The term "IC review" is defined by the Cth FOI Act as a review of an IC reviewable decision: section 54G. The IC review application may contain particulars of the basis on which the IC review applicant disputes the IC reviewable decision: section 54N(2).
The powers, in general, of the Information Commissioner on IC review are set out in section 55 of the Cth FOI Act. The Information Commissioner must, after undertaking IC review, make a decision in writing affirming, varying or setting aside the IC reviewable decision and if setting it aside make a decision in substitution: section 55K(1).
During an IC review, a party may apply for a hearing to be conducted by the Commissioner: section 55B.
States and territories
Australian Capital Territory: The Freedom of Information Act 1989 (ACT) does not provide for an Information or Freedom of Information Commissioner. Apart from internal review (see paragraph “Internal review” of this chapter) there is provision only for review by the ACT Civil and Administrative Tribunal (ACAT).
Northern Territory: An Information Commissioner is established by the Information Act 2002 (NT) section 85(1). By section 103 of that Act a person aggrieved by a decision of a public sector organisation on an application for review by the organisation may complain to the Commissioner about the decision. Within 90 days of receiving a complaint, the Commissioner must decide whether to accept or reject the complaint and notify the complainant in writing of that decision: section 106(1). The grounds on which the Commissioner may reject a complaint are set out in section 106(3) and (4).
New South Wales: The Government Information (Public Access) Act 2009 (NSW) section 89(1) gives a person aggrieved by a reviewable decision of an agency a right to have that decision reviewed by the Information Commissioner. The decision must first have been the subject of internal review except in certain cases: section 89(2). Application must be made within 40 days after notice of the decision to which the review relates is given: section 90. On a review the Commissioner may make such recommendations to the agency about the decision as may be thought appropriate: section 92(1).

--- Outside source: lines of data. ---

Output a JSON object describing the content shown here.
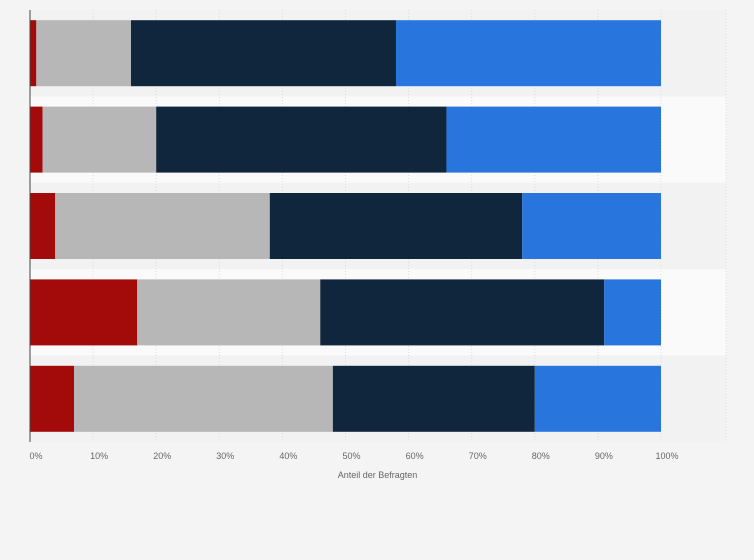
{
  "chart_data": {
    "type": "bar",
    "orientation": "horizontal",
    "stacked": true,
    "xlabel": "Anteil der Befragten",
    "xlim": [
      0,
      100
    ],
    "x_tick_labels": [
      "0%",
      "10%",
      "20%",
      "30%",
      "40%",
      "50%",
      "60%",
      "70%",
      "80%",
      "90%",
      "100%"
    ],
    "grid": true,
    "categories": [
      "",
      "",
      "",
      "",
      ""
    ],
    "series": [
      {
        "color": "#a30b0b",
        "values": [
          1,
          2,
          4,
          17,
          7
        ]
      },
      {
        "color": "#b7b7b7",
        "values": [
          15,
          18,
          34,
          29,
          41
        ]
      },
      {
        "color": "#10263d",
        "values": [
          42,
          46,
          40,
          45,
          32
        ]
      },
      {
        "color": "#2876dd",
        "values": [
          42,
          34,
          22,
          9,
          20
        ]
      }
    ]
  }
}
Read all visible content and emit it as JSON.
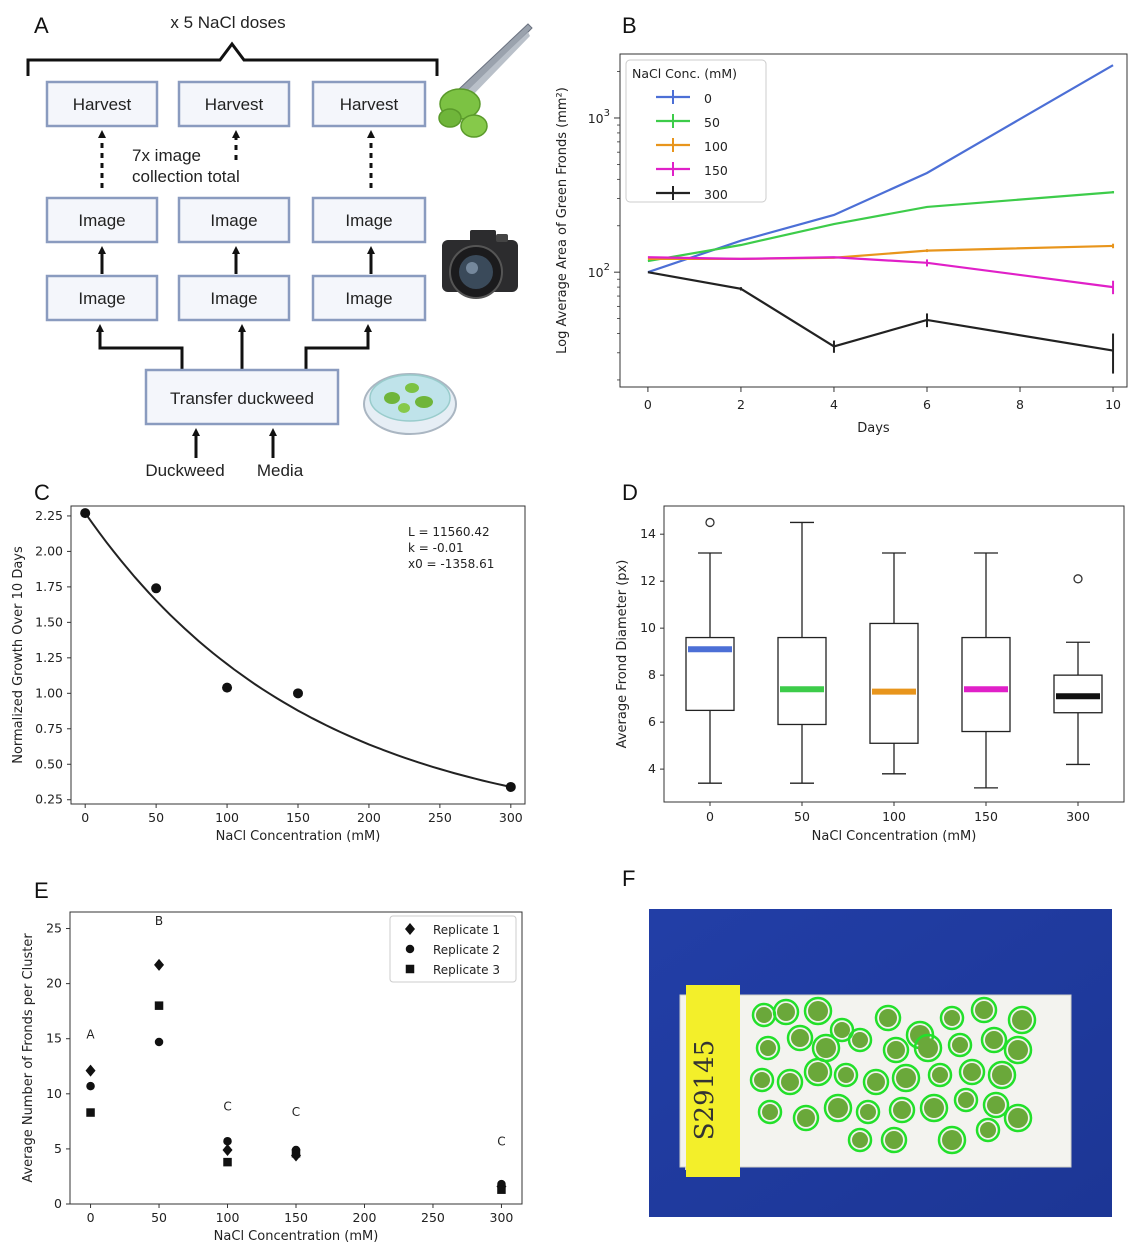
{
  "panels": {
    "A": {
      "label": "A",
      "bracket_text": "x 5 NaCl doses",
      "harvest_label": "Harvest",
      "image_label": "Image",
      "collection_note_line1": "7x image",
      "collection_note_line2": "collection total",
      "transfer_label": "Transfer  duckweed",
      "input1_label": "Duckweed",
      "input2_label": "Media",
      "icons": [
        "tweezers-with-duckweed-icon",
        "camera-icon",
        "petri-dish-icon"
      ]
    },
    "B": {
      "label": "B"
    },
    "C": {
      "label": "C"
    },
    "D": {
      "label": "D"
    },
    "E": {
      "label": "E"
    },
    "F": {
      "label": "F",
      "tag_text": "S29145"
    }
  },
  "chart_data": [
    {
      "id": "B",
      "type": "line",
      "xlabel": "Days",
      "ylabel": "Log Average Area of Green Fronds (mm²)",
      "yscale": "log",
      "xlim": [
        -0.6,
        10.3
      ],
      "ylim": [
        18,
        2600
      ],
      "xticks": [
        "0",
        "2",
        "4",
        "6",
        "8",
        "10"
      ],
      "yticks": [
        {
          "value": 100,
          "base": "10",
          "exp": "2"
        },
        {
          "value": 1000,
          "base": "10",
          "exp": "3"
        }
      ],
      "legend_title": "NaCl Conc. (mM)",
      "legend_position": "top-left",
      "x": [
        0,
        2,
        4,
        6,
        10
      ],
      "series": [
        {
          "name": "0",
          "color": "#4c6fd6",
          "values": [
            100,
            160,
            235,
            440,
            2200
          ],
          "err": [
            0,
            0,
            0,
            0,
            0
          ]
        },
        {
          "name": "50",
          "color": "#3dcc4a",
          "values": [
            118,
            150,
            205,
            265,
            330
          ],
          "err": [
            0,
            0,
            0,
            0,
            6
          ]
        },
        {
          "name": "100",
          "color": "#e8951c",
          "values": [
            122,
            122,
            124,
            138,
            148
          ],
          "err": [
            0,
            0,
            0,
            3,
            5
          ]
        },
        {
          "name": "150",
          "color": "#e020c8",
          "values": [
            125,
            122,
            125,
            115,
            80
          ],
          "err": [
            0,
            0,
            0,
            6,
            8
          ]
        },
        {
          "name": "300",
          "color": "#222222",
          "values": [
            100,
            78,
            33,
            49,
            31
          ],
          "err": [
            0,
            2,
            3,
            5,
            9
          ]
        }
      ]
    },
    {
      "id": "C",
      "type": "scatter",
      "xlabel": "NaCl Concentration (mM)",
      "ylabel": "Normalized Growth Over 10 Days",
      "xlim": [
        -10,
        310
      ],
      "ylim": [
        0.22,
        2.32
      ],
      "xticks": [
        "0",
        "50",
        "100",
        "150",
        "200",
        "250",
        "300"
      ],
      "yticks": [
        "0.25",
        "0.50",
        "0.75",
        "1.00",
        "1.25",
        "1.50",
        "1.75",
        "2.00",
        "2.25"
      ],
      "points": [
        {
          "x": 0,
          "y": 2.27
        },
        {
          "x": 50,
          "y": 1.74
        },
        {
          "x": 100,
          "y": 1.04
        },
        {
          "x": 150,
          "y": 1.0
        },
        {
          "x": 300,
          "y": 0.34
        }
      ],
      "fit": {
        "L": 11560.42,
        "k": -0.01,
        "x0": -1358.61
      },
      "annotations": [
        "L = 11560.42",
        "k = -0.01",
        "x0 = -1358.61"
      ]
    },
    {
      "id": "D",
      "type": "box",
      "xlabel": "NaCl Concentration (mM)",
      "ylabel": "Average Frond Diameter (px)",
      "ylim": [
        2.6,
        15.2
      ],
      "yticks": [
        "4",
        "6",
        "8",
        "10",
        "12",
        "14"
      ],
      "categories": [
        "0",
        "50",
        "100",
        "150",
        "300"
      ],
      "boxes": [
        {
          "whislo": 3.4,
          "q1": 6.5,
          "med": 9.1,
          "q3": 9.6,
          "whishi": 13.2,
          "fliers": [
            14.5
          ],
          "color": "#4c6fd6"
        },
        {
          "whislo": 3.4,
          "q1": 5.9,
          "med": 7.4,
          "q3": 9.6,
          "whishi": 14.5,
          "fliers": [],
          "color": "#3dcc4a"
        },
        {
          "whislo": 3.8,
          "q1": 5.1,
          "med": 7.3,
          "q3": 10.2,
          "whishi": 13.2,
          "fliers": [],
          "color": "#e8951c"
        },
        {
          "whislo": 3.2,
          "q1": 5.6,
          "med": 7.4,
          "q3": 9.6,
          "whishi": 13.2,
          "fliers": [],
          "color": "#e020c8"
        },
        {
          "whislo": 4.2,
          "q1": 6.4,
          "med": 7.1,
          "q3": 8.0,
          "whishi": 9.4,
          "fliers": [
            12.1
          ],
          "color": "#111111"
        }
      ]
    },
    {
      "id": "E",
      "type": "scatter",
      "xlabel": "NaCl Concentration (mM)",
      "ylabel": "Average Number of Fronds per Cluster",
      "xlim": [
        -15,
        315
      ],
      "ylim": [
        0,
        26.5
      ],
      "xticks": [
        "0",
        "50",
        "100",
        "150",
        "200",
        "250",
        "300"
      ],
      "yticks": [
        "0",
        "5",
        "10",
        "15",
        "20",
        "25"
      ],
      "legend_position": "top-right",
      "series": [
        {
          "name": "Replicate 1",
          "marker": "diamond",
          "points": [
            {
              "x": 0,
              "y": 12.1
            },
            {
              "x": 50,
              "y": 21.7
            },
            {
              "x": 100,
              "y": 4.9
            },
            {
              "x": 150,
              "y": 4.4
            },
            {
              "x": 300,
              "y": 1.6
            }
          ]
        },
        {
          "name": "Replicate 2",
          "marker": "circle",
          "points": [
            {
              "x": 0,
              "y": 10.7
            },
            {
              "x": 50,
              "y": 14.7
            },
            {
              "x": 100,
              "y": 5.7
            },
            {
              "x": 150,
              "y": 4.9
            },
            {
              "x": 300,
              "y": 1.8
            }
          ]
        },
        {
          "name": "Replicate 3",
          "marker": "square",
          "points": [
            {
              "x": 0,
              "y": 8.3
            },
            {
              "x": 50,
              "y": 18.0
            },
            {
              "x": 100,
              "y": 3.8
            },
            {
              "x": 150,
              "y": 4.6
            },
            {
              "x": 300,
              "y": 1.3
            }
          ]
        }
      ],
      "group_letters": [
        {
          "x": 0,
          "y": 15.0,
          "text": "A"
        },
        {
          "x": 50,
          "y": 25.3,
          "text": "B"
        },
        {
          "x": 100,
          "y": 8.5,
          "text": "C"
        },
        {
          "x": 150,
          "y": 8.0,
          "text": "C"
        },
        {
          "x": 300,
          "y": 5.3,
          "text": "C"
        }
      ]
    }
  ]
}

Queensland: The Right to Information Act 2009 (Qld) section 85 provides for external review and enables a person affected by a reviewable decision to apply to have that decision reviewed by the Information Commissioner. Some decisions are not reviewable: see section 86. The application must be made in accordance with section 88. The procedure on external review is in the discretion of the Commissioner: section 95(1)(a). The Commissioner may affirm, vary or set aside the decision: section 110(1).
South Australia: No Freedom of Information Commissioner is provided for in the Freedom of Information Act 1991 (SA). However, external review is available to a relevant review authority (which may be the Ombudsman) under section 39 of that Act.
Tasmania: As with South Australia, no Freedom of Information Commissioner is provided for in the Right to Information Act 2009 (Tas). However, external review does exist under section 44 of that Act to the Ombudsman in the case of the decisions specified in section 43.
Victoria: Victoria does not provide for internal review in the Freedom of Information Act 1982 (Vic) but it does allow application to be made for review to the Freedom of Information Commissioner under section 49A. The application for review must be made within 28 days after the day on which notice is given of the decision: section 49B(1). By section 49L(1) the Commissioner may with the applicant’s agreement refer the matter to the agency in question for reconsideration if it appears reasonably likely a fresh decision is able to be made in a way satisfactory to the applicant.
Western Australia: Under the Freedom of Information Act 1992 (WA) the Information Commissioner is able to receive complaints under section 65. Generally, a complaint may not be lodged unless internal review has been applied for and completed: see section 66(5) and (6). The Commissioner may make a decision confirming, varying or setting aside the decision in question: section 76(2).